Viral Wacana Uang Saku Ormas Rp42 Juta di Kaltim, Kesbangpol Bilang Begini

NTVNews - Berita Hari Ini, Terbaru dan Viral - 15 Apr 2026, 08:19
thumbnail-author
Dedi
Penulis & Editor
Bagikan
Gubernur Kaltim Rudy Mas'ud. (ANTARA/Ahmad Rifandi.) Gubernur Kaltim Rudy Mas'ud. (ANTARA/Ahmad Rifandi.) (Antara)

Ntvnews.id, Jakarta - Wacana pemberian uang saku kepada organisasi kemasyarakatan (ormas) dalam kegiatan pemerintah daerah menuai polemik setelah anggaran sebesar Rp42 juta menjadi sorotan publik. Rencana tersebut akhirnya dibatalkan sebelum direalisasikan.

Isu ini mencuat setelah beredarnya surat resmi dari Badan Kesatuan Bangsa dan Politik (Kesbangpol) Kaltim terkait kegiatan silaturahmi bersama ratusan ormas. Dalam surat itu, tercantum usulan pemberian uang transportasi sebesar Rp105.000 per peserta untuk sekitar 400 orang.

Total anggaran yang diusulkan pun mencapai Rp42 juta, angka yang kemudian memicu kritik masyarakat, terutama karena muncul di tengah kebijakan efisiensi anggaran yang sedang digaungkan pemerintah daerah.

Pelaksana Tugas Kepala Kesbangpol Kaltim, Arih Franata Filifus Sembiring, mengakui bahwa usulan tersebut berasal dari inisiatif pribadinya.
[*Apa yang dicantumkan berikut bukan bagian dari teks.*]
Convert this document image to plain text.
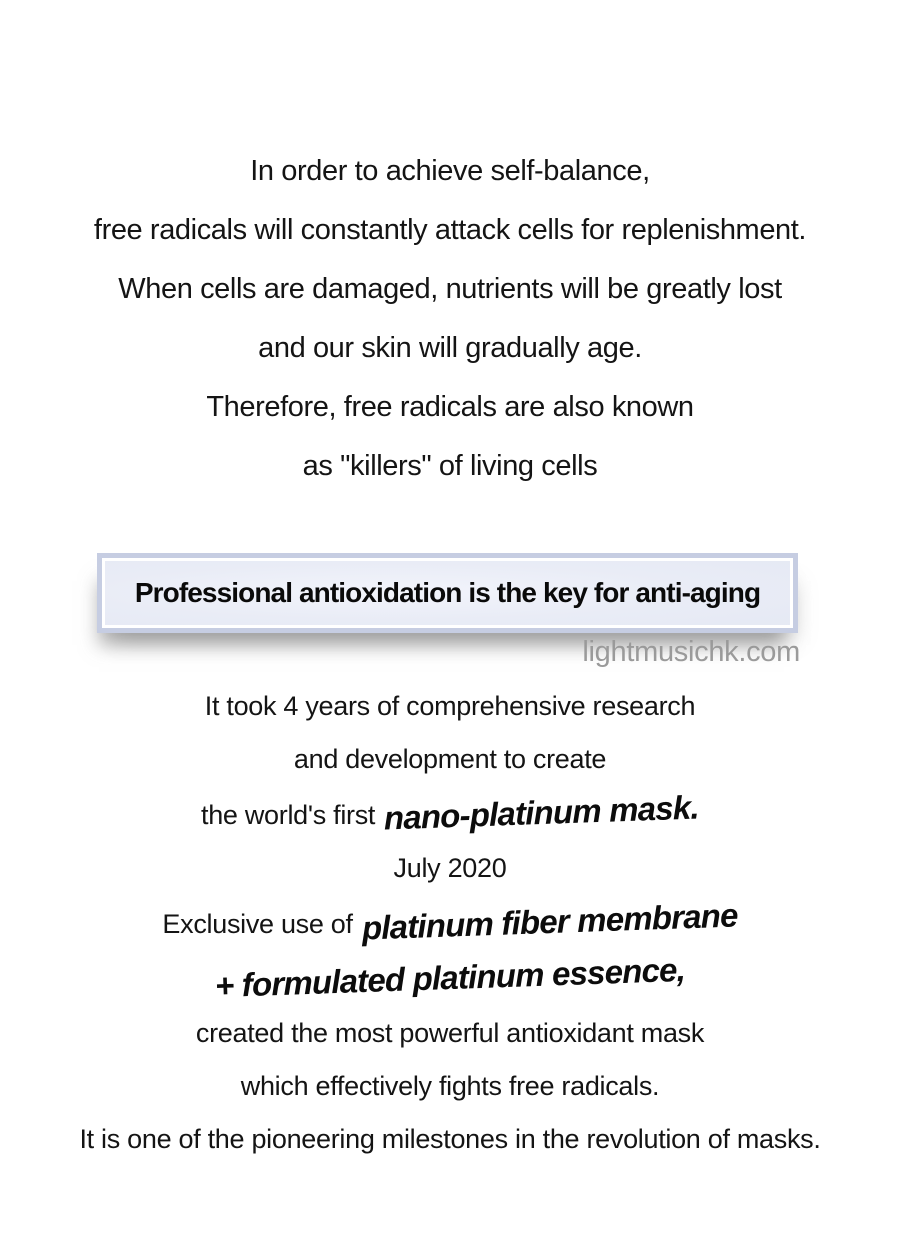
In order to achieve self-balance,
free radicals will constantly attack cells for replenishment.
When cells are damaged, nutrients will be greatly lost
and our skin will gradually age.
Therefore, free radicals are also known
as "killers" of living cells
Professional antioxidation is the key for anti-aging
lightmusichk.com
It took 4 years of comprehensive research
and development to create
the world's first nano-platinum mask.
July 2020
Exclusive use of platinum fiber membrane
+ formulated platinum essence,
created the most powerful antioxidant mask
which effectively fights free radicals.
It is one of the pioneering milestones in the revolution of masks.
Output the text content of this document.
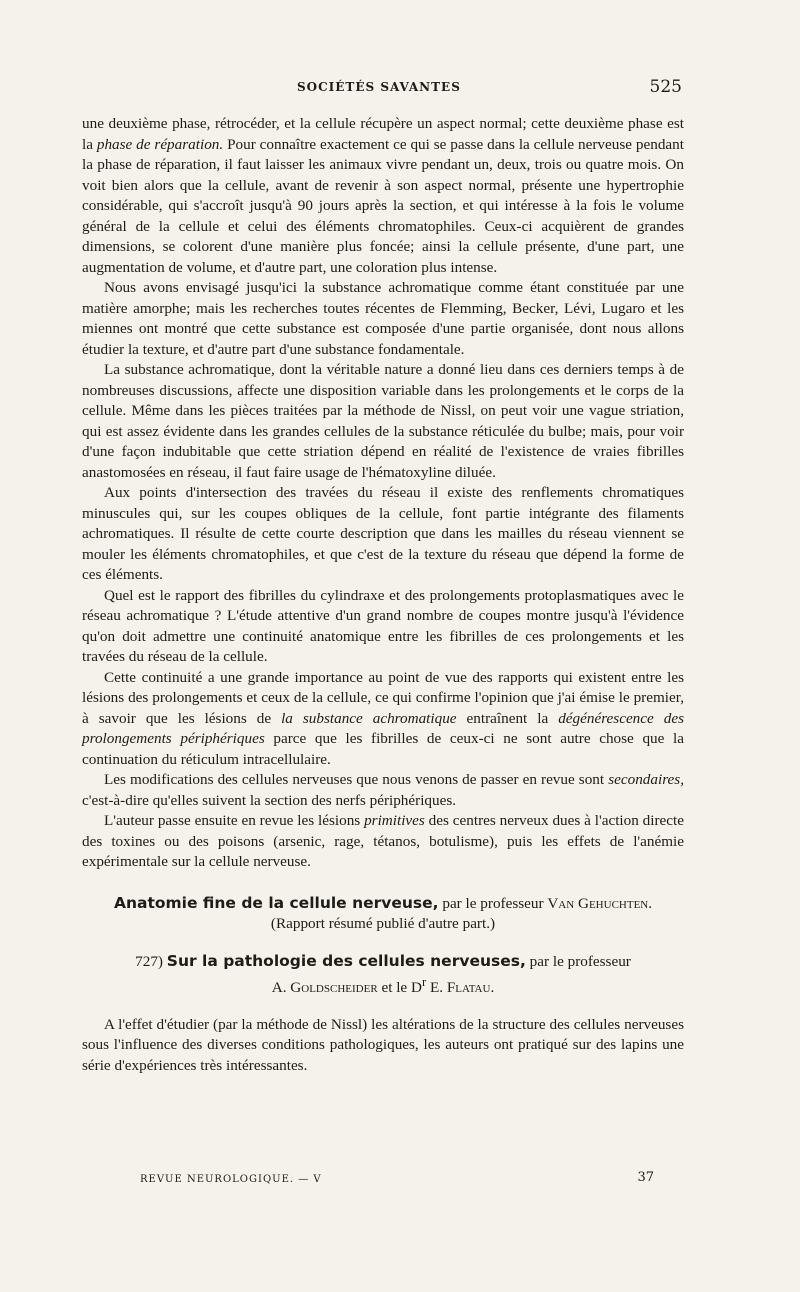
SOCIÉTÉS SAVANTES	525

une deuxième phase, rétrocéder, et la cellule récupère un aspect normal; cette deuxième phase est la phase de réparation. Pour connaître exactement ce qui se passe dans la cellule nerveuse pendant la phase de réparation, il faut laisser les animaux vivre pendant un, deux, trois ou quatre mois. On voit bien alors que la cellule, avant de revenir à son aspect normal, présente une hypertrophie considérable, qui s'accroît jusqu'à 90 jours après la section, et qui intéresse à la fois le volume général de la cellule et celui des éléments chromatophiles. Ceux-ci acquièrent de grandes dimensions, se colorent d'une manière plus foncée; ainsi la cellule présente, d'une part, une augmentation de volume, et d'autre part, une coloration plus intense.

Nous avons envisagé jusqu'ici la substance achromatique comme étant constituée par une matière amorphe; mais les recherches toutes récentes de Flemming, Becker, Lévi, Lugaro et les miennes ont montré que cette substance est composée d'une partie organisée, dont nous allons étudier la texture, et d'autre part d'une substance fondamentale.

La substance achromatique, dont la véritable nature a donné lieu dans ces derniers temps à de nombreuses discussions, affecte une disposition variable dans les prolongements et le corps de la cellule. Même dans les pièces traitées par la méthode de Nissl, on peut voir une vague striation, qui est assez évidente dans les grandes cellules de la substance réticulée du bulbe; mais, pour voir d'une façon indubitable que cette striation dépend en réalité de l'existence de vraies fibrilles anastomosées en réseau, il faut faire usage de l'hématoxyline diluée.

Aux points d'intersection des travées du réseau il existe des renflements chromatiques minuscules qui, sur les coupes obliques de la cellule, font partie intégrante des filaments achromatiques. Il résulte de cette courte description que dans les mailles du réseau viennent se mouler les éléments chromatophiles, et que c'est de la texture du réseau que dépend la forme de ces éléments.

Quel est le rapport des fibrilles du cylindraxe et des prolongements protoplasmatiques avec le réseau achromatique ? L'étude attentive d'un grand nombre de coupes montre jusqu'à l'évidence qu'on doit admettre une continuité anatomique entre les fibrilles de ces prolongements et les travées du réseau de la cellule.

Cette continuité a une grande importance au point de vue des rapports qui existent entre les lésions des prolongements et ceux de la cellule, ce qui confirme l'opinion que j'ai émise le premier, à savoir que les lésions de la substance achromatique entraînent la dégénérescence des prolongements périphériques parce que les fibrilles de ceux-ci ne sont autre chose que la continuation du réticulum intracellulaire.

Les modifications des cellules nerveuses que nous venons de passer en revue sont secondaires, c'est-à-dire qu'elles suivent la section des nerfs périphériques.

L'auteur passe ensuite en revue les lésions primitives des centres nerveux dues à l'action directe des toxines ou des poisons (arsenic, rage, tétanos, botulisme), puis les effets de l'anémie expérimentale sur la cellule nerveuse.

Anatomie fine de la cellule nerveuse, par le professeur Van Gehuchten.
(Rapport résumé publié d'autre part.)
727) Sur la pathologie des cellules nerveuses, par le professeur
A. Goldscheider et le $D^r$ E. Flatau.

A l'effet d'étudier (par la méthode de Nissl) les altérations de la structure des cellules nerveuses sous l'influence des diverses conditions pathologiques, les auteurs ont pratiqué sur des lapins une série d'expériences très intéressantes.

REVUE NEUROLOGIQUE. — V	37
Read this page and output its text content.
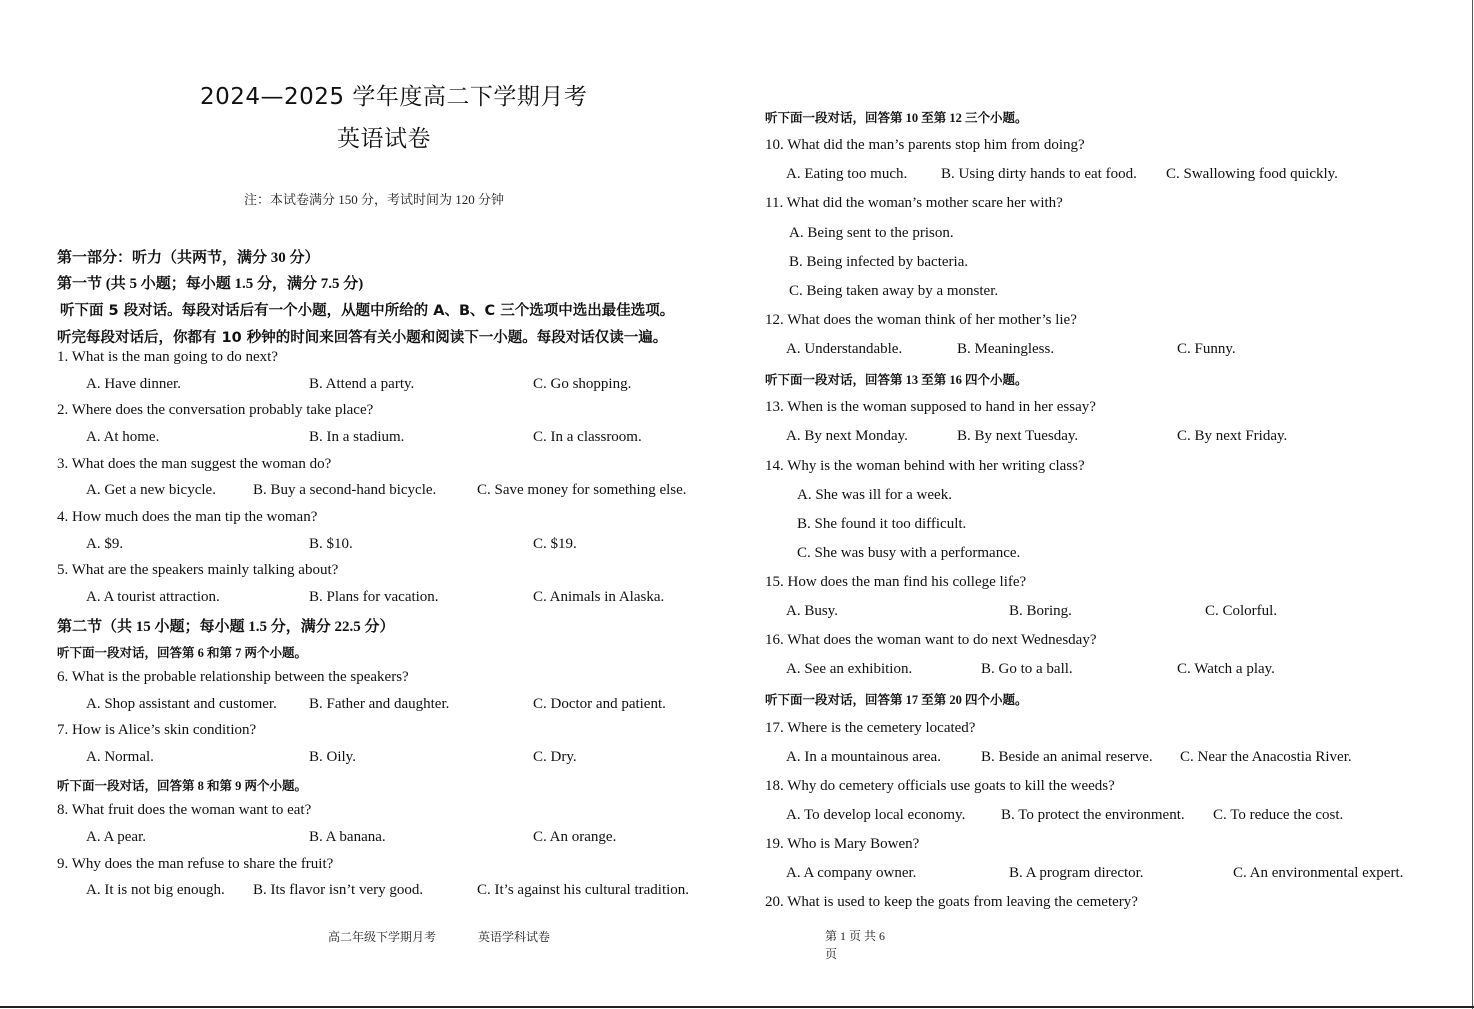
2024—2025 学年度高二下学期月考
英语试卷
注：本试卷满分 150 分，考试时间为 120 分钟
第一部分：听力（共两节，满分 30 分）
第一节 (共 5 小题；每小题 1.5 分，满分 7.5 分)
听下面 5 段对话。每段对话后有一个小题，从题中所给的 A、B、C 三个选项中选出最佳选项。
听完每段对话后，你都有 10 秒钟的时间来回答有关小题和阅读下一小题。每段对话仅读一遍。
1. What is the man going to do next?
A. Have dinner.	B. Attend a party.	C. Go shopping.
2. Where does the conversation probably take place?
A. At home.	B. In a stadium.	C. In a classroom.
3. What does the man suggest the woman do?
A. Get a new bicycle. B. Buy a second-hand bicycle.	C. Save money for something else.
4. How much does the man tip the woman?
A. $9.	B. $10.	C. $19.
5. What are the speakers mainly talking about?
A. A tourist attraction.	B. Plans for vacation.	C. Animals in Alaska.
第二节（共 15 小题；每小题 1.5 分，满分 22.5 分）
听下面一段对话，回答第 6 和第 7 两个小题。
6. What is the probable relationship between the speakers?
A. Shop assistant and customer. B. Father and daughter.	C. Doctor and patient.
7. How is Alice’s skin condition?
A. Normal.	B. Oily.	C. Dry.
听下面一段对话，回答第 8 和第 9 两个小题。
8. What fruit does the woman want to eat?
A. A pear.	B. A banana.	C. An orange.
9. Why does the man refuse to share the fruit?
A. It is not big enough. B. Its flavor isn’t very good.	C. It’s against his cultural tradition.
听下面一段对话，回答第 10 至第 12 三个小题。
10. What did the man’s parents stop him from doing?
A. Eating too much. B. Using dirty hands to eat food. C. Swallowing food quickly.
11. What did the woman’s mother scare her with?
A. Being sent to the prison.
B. Being infected by bacteria.
C. Being taken away by a monster.
12. What does the woman think of her mother’s lie?
A. Understandable.	B. Meaningless.	C. Funny.
听下面一段对话，回答第 13 至第 16 四个小题。
13. When is the woman supposed to hand in her essay?
A. By next Monday.	B. By next Tuesday.	C. By next Friday.
14. Why is the woman behind with her writing class?
A. She was ill for a week.
B. She found it too difficult.
C. She was busy with a performance.
15. How does the man find his college life?
A. Busy.	B. Boring.	C. Colorful.
16. What does the woman want to do next Wednesday?
A. See an exhibition.	B. Go to a ball.	C. Watch a play.
听下面一段对话，回答第 17 至第 20 四个小题。
17. Where is the cemetery located?
A. In a mountainous area.	B. Beside an animal reserve. C. Near the Anacostia River.
18. Why do cemetery officials use goats to kill the weeds?
A. To develop local economy. B. To protect the environment. C. To reduce the cost.
19. Who is Mary Bowen?
A. A company owner.	B. A program director.	C. An environmental expert.
20. What is used to keep the goats from leaving the cemetery?
高二年级下学期月考	英语学科试卷	第 1 页 共 6
页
Ia berdalih, ide itu muncul sebagai bentuk perhatian terhadap peserta yang datang dari berbagai daerah.

"Saya ingin bagaimana silaturahmi ini tidak merugikan juga masyarakat yang jauh-jauh datang kemari, yang juga mungkin hari ini tidak bekerja," ujarnya.

Baca Juga: Pesawat Tanker AS Diduga Kena Serangan Iran, Mendarat di Inggris dengan Kerusakan Serius

Namun, ia juga mengakui langkah tersebut diambil tanpa koordinasi matang dengan pimpinan daerah. Arih menyampaikan permintaan maaf dan mengakui bahwa usulan tersebut menimbulkan ketidaknyamanan.

"Saya mohon maaf, itu kesalahan saya. Saya sudah sampaikan kepada Bapak Gubernur," katanya.

Seiring dengan polemik yang berkembang, rencana pemberian uang saku itu dipastikan tidak dilaksanakan. Arih menegaskan bahwa tidak ada dana yang dibagikan kepada peserta dalam kegiatan tersebut.

"Saya tidak bisa memberi, mohon maaf sekali lagi," ujarnya.

Meski tanpa uang saku, kegiatan silaturahmi tetap digelar di Gedung Olah Babaya dan dihadiri ratusan perwakilan ormas. Agenda tersebut bertujuan mempererat hubungan antara pemerintah daerah dan masyarakat sipil, di tengah meningkatnya dinamika sosial, termasuk rencana aksi demonstrasi dalam waktu dekat.

Kasus ini kembali menyoroti sensitivitas penggunaan anggaran publik, terutama ketika menyangkut kegiatan yang melibatkan organisasi masyarakat. Transparansi dan kehati-hatian dalam pengambilan kebijakan dinilai menjadi kunci untuk menjaga kepercayaan publik.